Average Tax Refunds Are Running Higher Through Tax Day

Taxpayers are getting larger refunds so far this season, with IRS filing data through Tax Day, April 15, 2026, showing the average refund about 11.3% higher than at the same point in 2025. The jump matters because refunds are one of the few broad cash infusions many U.S. households receive each year, and the early-season data suggest more money is flowing back to filers even though the IRS has not identified a single driver.

What the IRS data show

Tax Day offers only a snapshot. The IRS updates filing-season statistics as returns are processed, so the average refund can move as more electronic filings clear and later filers enter the system. That makes the 11.3% gain a current reading, not a final count.

The average also conceals a wide spread. A small number of larger refunds can push the mean higher, while many taxpayers may see a much smaller check or no refund at all. The IRS headline number does not show the distribution behind it.

Why refunds can rise

A bigger average refund usually reflects how much was withheld from paychecks during the year, not a sudden windfall. Workers whose employers withheld too much, taxpayers who qualified for refundable credits, and households with changes in family status can all pull the average higher.

Inflation adjustments, income shifts, and job changes can also affect withholding patterns from one year to the next. The IRS data through Tax Day do not break out those causes, so the best reading is that refund results are running ahead of last year without a clear single explanation in the filing-season totals.

Why the number matters for households

For many families, a refund functions as a budget reset. Federal Reserve household surveys have repeatedly shown that many Americans have limited emergency savings, which helps explain why refund money often goes toward rent, utility bills, car repairs, debt repayment, or short-term savings.

That makes the timing important. A larger refund can briefly ease pressure on household cash flow, especially for lower- and middle-income filers, but it also means less money was available during the year through regular paychecks. In other words, the gain can look like progress in April while masking overwithholding earlier in the year.

What experts watch in refund season

Tax professionals usually warn against reading too much into the average alone. Refund season is shaped by who files early, who uses direct deposit, and which returns are still waiting to be processed, so the mix of taxpayers can change the number quickly.

Experts also point out that a refund is not the same as extra income. It is the return of money already sent to the government, which is why the IRS continues to encourage taxpayers to review withholding after major life changes such as marriage, divorce, a new child, or a new job.

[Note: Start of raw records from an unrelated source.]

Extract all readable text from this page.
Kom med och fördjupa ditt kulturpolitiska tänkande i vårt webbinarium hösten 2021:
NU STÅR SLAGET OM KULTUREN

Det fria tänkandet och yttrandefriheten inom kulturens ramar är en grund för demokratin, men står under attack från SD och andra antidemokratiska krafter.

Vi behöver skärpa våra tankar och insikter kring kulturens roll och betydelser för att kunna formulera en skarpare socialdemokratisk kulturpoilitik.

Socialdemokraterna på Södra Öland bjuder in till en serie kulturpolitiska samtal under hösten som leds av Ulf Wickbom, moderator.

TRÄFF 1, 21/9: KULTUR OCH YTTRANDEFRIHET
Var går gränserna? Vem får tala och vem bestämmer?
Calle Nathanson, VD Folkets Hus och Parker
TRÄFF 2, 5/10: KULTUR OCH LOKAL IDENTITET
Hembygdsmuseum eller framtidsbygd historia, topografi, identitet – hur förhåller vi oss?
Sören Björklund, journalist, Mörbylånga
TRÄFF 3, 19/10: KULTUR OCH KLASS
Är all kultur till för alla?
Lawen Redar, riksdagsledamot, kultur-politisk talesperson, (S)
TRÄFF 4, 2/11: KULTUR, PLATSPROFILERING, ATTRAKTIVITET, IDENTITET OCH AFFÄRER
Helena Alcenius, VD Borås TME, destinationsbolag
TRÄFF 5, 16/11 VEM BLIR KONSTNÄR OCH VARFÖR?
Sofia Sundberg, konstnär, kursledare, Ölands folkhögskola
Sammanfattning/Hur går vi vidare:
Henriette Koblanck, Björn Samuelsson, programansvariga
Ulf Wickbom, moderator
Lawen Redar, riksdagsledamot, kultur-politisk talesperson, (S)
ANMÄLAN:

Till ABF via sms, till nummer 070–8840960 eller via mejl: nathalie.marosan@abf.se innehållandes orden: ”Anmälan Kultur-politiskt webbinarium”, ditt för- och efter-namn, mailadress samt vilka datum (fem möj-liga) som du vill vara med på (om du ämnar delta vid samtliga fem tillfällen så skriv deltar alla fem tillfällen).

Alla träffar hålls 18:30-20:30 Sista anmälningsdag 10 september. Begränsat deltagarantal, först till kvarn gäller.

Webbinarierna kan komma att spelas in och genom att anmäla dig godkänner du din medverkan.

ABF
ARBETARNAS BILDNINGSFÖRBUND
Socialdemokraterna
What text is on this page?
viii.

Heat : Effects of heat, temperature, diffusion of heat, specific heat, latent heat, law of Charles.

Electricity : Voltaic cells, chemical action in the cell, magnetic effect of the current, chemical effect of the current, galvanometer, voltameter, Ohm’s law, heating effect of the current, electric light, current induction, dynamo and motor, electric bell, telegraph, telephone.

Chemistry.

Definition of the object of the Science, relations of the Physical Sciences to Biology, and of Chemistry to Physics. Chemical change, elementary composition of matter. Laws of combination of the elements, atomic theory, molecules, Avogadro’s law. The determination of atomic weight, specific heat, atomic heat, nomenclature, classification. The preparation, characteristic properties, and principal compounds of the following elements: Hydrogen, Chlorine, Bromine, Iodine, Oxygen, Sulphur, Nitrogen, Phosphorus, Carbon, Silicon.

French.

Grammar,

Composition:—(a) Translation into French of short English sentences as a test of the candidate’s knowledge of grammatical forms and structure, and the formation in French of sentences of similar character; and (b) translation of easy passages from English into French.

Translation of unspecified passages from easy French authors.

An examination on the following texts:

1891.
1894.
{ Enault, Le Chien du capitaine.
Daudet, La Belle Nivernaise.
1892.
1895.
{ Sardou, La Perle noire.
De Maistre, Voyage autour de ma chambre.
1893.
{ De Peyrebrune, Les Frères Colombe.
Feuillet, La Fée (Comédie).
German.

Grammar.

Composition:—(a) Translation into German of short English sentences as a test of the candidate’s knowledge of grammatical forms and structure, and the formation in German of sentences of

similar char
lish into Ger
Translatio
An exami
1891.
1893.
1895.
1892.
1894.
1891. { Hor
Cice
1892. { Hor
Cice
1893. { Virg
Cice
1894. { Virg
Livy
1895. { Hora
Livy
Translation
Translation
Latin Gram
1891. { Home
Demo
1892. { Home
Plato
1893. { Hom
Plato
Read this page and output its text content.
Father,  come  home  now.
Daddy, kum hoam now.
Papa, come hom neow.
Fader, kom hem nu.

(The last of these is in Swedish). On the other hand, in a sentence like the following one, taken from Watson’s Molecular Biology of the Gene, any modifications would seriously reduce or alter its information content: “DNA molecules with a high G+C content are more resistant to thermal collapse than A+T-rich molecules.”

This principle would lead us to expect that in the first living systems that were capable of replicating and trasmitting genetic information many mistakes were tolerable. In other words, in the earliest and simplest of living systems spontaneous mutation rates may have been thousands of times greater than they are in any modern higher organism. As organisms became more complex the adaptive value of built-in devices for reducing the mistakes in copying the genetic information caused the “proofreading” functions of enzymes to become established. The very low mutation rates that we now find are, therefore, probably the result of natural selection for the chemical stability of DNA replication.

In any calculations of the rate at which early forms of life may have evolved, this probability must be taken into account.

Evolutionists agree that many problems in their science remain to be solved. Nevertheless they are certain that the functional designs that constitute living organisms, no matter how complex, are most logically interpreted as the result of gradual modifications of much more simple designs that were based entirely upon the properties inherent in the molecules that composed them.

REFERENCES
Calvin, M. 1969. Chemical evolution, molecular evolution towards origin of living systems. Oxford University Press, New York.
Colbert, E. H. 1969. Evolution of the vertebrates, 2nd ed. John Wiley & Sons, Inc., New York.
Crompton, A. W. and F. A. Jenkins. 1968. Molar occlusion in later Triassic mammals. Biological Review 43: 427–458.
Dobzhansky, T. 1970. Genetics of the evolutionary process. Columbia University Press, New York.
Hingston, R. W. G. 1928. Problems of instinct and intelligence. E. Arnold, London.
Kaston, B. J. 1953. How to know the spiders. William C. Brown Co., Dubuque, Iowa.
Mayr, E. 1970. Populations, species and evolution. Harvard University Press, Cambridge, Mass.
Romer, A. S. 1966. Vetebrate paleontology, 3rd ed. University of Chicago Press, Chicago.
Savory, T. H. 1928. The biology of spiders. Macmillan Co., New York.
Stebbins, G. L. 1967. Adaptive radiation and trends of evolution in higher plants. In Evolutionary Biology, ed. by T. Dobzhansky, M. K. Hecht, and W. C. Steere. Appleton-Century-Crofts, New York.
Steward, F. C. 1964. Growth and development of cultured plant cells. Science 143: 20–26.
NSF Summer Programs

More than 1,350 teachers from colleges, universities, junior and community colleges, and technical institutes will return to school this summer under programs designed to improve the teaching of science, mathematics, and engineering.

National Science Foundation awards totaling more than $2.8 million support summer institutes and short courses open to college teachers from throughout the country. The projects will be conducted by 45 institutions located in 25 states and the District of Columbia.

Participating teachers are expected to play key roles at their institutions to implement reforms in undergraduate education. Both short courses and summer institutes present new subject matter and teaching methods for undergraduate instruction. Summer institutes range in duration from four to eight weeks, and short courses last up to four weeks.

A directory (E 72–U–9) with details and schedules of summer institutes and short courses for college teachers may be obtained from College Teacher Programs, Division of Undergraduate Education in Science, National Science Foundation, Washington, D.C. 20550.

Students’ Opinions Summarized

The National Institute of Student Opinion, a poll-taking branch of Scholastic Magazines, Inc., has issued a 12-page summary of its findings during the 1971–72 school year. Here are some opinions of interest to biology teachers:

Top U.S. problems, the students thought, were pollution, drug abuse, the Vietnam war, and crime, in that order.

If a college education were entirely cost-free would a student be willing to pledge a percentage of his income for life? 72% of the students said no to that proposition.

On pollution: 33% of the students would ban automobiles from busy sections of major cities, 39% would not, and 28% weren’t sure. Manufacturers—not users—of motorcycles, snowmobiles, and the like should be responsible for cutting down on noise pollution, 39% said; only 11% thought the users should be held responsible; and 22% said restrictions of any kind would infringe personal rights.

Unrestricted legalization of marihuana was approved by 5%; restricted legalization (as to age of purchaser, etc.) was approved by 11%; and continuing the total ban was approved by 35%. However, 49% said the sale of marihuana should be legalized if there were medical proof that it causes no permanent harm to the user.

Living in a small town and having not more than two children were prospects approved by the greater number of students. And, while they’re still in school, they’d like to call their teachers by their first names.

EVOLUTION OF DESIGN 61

Implications and what to watch next

The next IRS updates will show whether the 11.3% increase holds as the filing season closes or narrows once late returns are added. The size of the average refund, the speed of direct deposit payments, and the share of electronically filed returns will all help determine whether this is a durable trend or just a point-in-time reading.

If the higher average persists, households could get a modest boost to spending and savings in the weeks after Tax Day, and retailers may see some benefit from the extra cash. If the average slips back toward last year’s level, the current gain will look more like a season-specific spike than a broader change in tax outcomes, which is why the final IRS totals will matter more than the early headline.